Please provide the following info (tick the boxes after creating this topic): Software Version
[v] DRIVE OS 6.0.4 (rev. 1)
DRIVE OS 6.0.4 SDK
other
Target Operating System
[v] Linux
QNX
other
Hardware Platform
[v] DRIVE AGX Orin Developer Kit (940-63710-0010-D00)
DRIVE AGX Orin Developer Kit (940-63710-0010-C00)

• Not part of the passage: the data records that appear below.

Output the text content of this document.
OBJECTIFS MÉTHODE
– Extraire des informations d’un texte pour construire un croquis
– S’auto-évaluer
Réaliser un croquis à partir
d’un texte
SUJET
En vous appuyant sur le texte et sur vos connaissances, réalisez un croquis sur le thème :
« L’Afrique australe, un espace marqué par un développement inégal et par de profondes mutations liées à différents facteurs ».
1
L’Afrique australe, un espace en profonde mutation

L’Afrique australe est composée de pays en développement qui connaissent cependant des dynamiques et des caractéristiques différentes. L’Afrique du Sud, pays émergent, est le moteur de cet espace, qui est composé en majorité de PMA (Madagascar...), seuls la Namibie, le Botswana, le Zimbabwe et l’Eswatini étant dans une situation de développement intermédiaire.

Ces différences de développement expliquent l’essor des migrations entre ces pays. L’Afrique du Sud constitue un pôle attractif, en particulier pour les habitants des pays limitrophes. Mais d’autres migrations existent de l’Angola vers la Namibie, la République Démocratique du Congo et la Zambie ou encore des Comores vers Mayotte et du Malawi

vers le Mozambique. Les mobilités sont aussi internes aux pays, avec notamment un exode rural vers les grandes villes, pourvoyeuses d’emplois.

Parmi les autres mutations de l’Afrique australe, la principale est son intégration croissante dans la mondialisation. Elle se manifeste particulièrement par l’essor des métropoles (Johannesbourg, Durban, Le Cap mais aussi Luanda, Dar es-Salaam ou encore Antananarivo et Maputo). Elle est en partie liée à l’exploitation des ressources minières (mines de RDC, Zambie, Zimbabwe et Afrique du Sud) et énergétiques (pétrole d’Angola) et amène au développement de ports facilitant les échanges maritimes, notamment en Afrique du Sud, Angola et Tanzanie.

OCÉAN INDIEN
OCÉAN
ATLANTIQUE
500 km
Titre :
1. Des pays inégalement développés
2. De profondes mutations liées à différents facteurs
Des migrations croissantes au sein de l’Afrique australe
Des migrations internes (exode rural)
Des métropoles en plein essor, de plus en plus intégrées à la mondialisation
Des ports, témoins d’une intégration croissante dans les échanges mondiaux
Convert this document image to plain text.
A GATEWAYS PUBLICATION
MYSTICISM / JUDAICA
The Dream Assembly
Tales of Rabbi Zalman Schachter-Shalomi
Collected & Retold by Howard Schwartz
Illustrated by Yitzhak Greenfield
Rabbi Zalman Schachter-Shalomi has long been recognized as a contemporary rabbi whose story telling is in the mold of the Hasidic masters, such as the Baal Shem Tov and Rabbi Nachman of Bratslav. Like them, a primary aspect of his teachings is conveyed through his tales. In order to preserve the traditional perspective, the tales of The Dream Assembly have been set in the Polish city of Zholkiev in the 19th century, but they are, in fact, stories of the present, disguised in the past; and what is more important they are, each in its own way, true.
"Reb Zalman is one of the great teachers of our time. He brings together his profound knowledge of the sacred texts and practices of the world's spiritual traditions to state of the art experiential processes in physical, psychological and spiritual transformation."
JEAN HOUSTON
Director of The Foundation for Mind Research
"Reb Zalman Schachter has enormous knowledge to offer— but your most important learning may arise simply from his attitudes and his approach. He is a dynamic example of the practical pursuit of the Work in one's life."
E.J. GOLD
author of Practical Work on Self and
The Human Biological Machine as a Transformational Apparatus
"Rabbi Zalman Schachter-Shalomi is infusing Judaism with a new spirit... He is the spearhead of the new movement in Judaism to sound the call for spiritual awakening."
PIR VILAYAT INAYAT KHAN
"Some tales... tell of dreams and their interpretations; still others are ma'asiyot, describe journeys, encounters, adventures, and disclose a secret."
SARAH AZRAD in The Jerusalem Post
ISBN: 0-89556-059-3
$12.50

DRIVE AGX Orin Developer Kit (not sure its number)
other
SDK Manager Version
[v] 1.9.10816
other
Host Machine Version
[v] native Ubuntu Linux 20.04 Host installed with SDK Manager
native Ubuntu Linux 20.04 Host installed with DRIVE OS Docker Containers
native Ubuntu Linux 18.04 Host installed with DRIVE OS Docker Containers
other
According to this table, the performance of Jetson Drive Orin’s iGPU is 167 TOPS based on INT8 and 5.2 TOPS based on FP32. Here 167 TOPS means the performance of TensorCore ? And can we consider 5.2 TOPS as the performance of CUDA Core? If that is correct, can you explain how you calculated and derived 167 TOPS (64 TensorCores) and 5.2 TOPS (2048 CUDA cores)?
@SivaRamaKrishnaNV Thank you!
As I understand it, the 256 used to calculate the OPS for the FP32 is 128 cuda cores per sm multiplied by the “sparse matrix factor” of 2, right?
But I don’t understand how 8196 for INT8 OPS came about. Can you please explain?
Dear @soohyung.zhang,
As I understand it, the 256 used to calculate the OPS for the FP32 is 128 cuda cores per sm multiplied by the “sparse matrix factor” of 2, right?
Correct. 2 FMA operations per cycle
I don’t understand how 8196 for INT8 OPS came about. Can you please explain?
@SivaRamaKrishnaNV Thanks for your kind reply.
Finally, I would like to ask one more fundamental question. Can you tell me why the IMMA per cycle is 32 times the FMA? Are there any effects of accelerators such as tensor core? I don’t see tensor core in your formula.
Dear @soohyung.zhang,
I have mentioned Giga ops per SM in formula.
Each SM has 4 tensor cores. So 8192 gigaops is effect of(combined contribution)tensor cores only.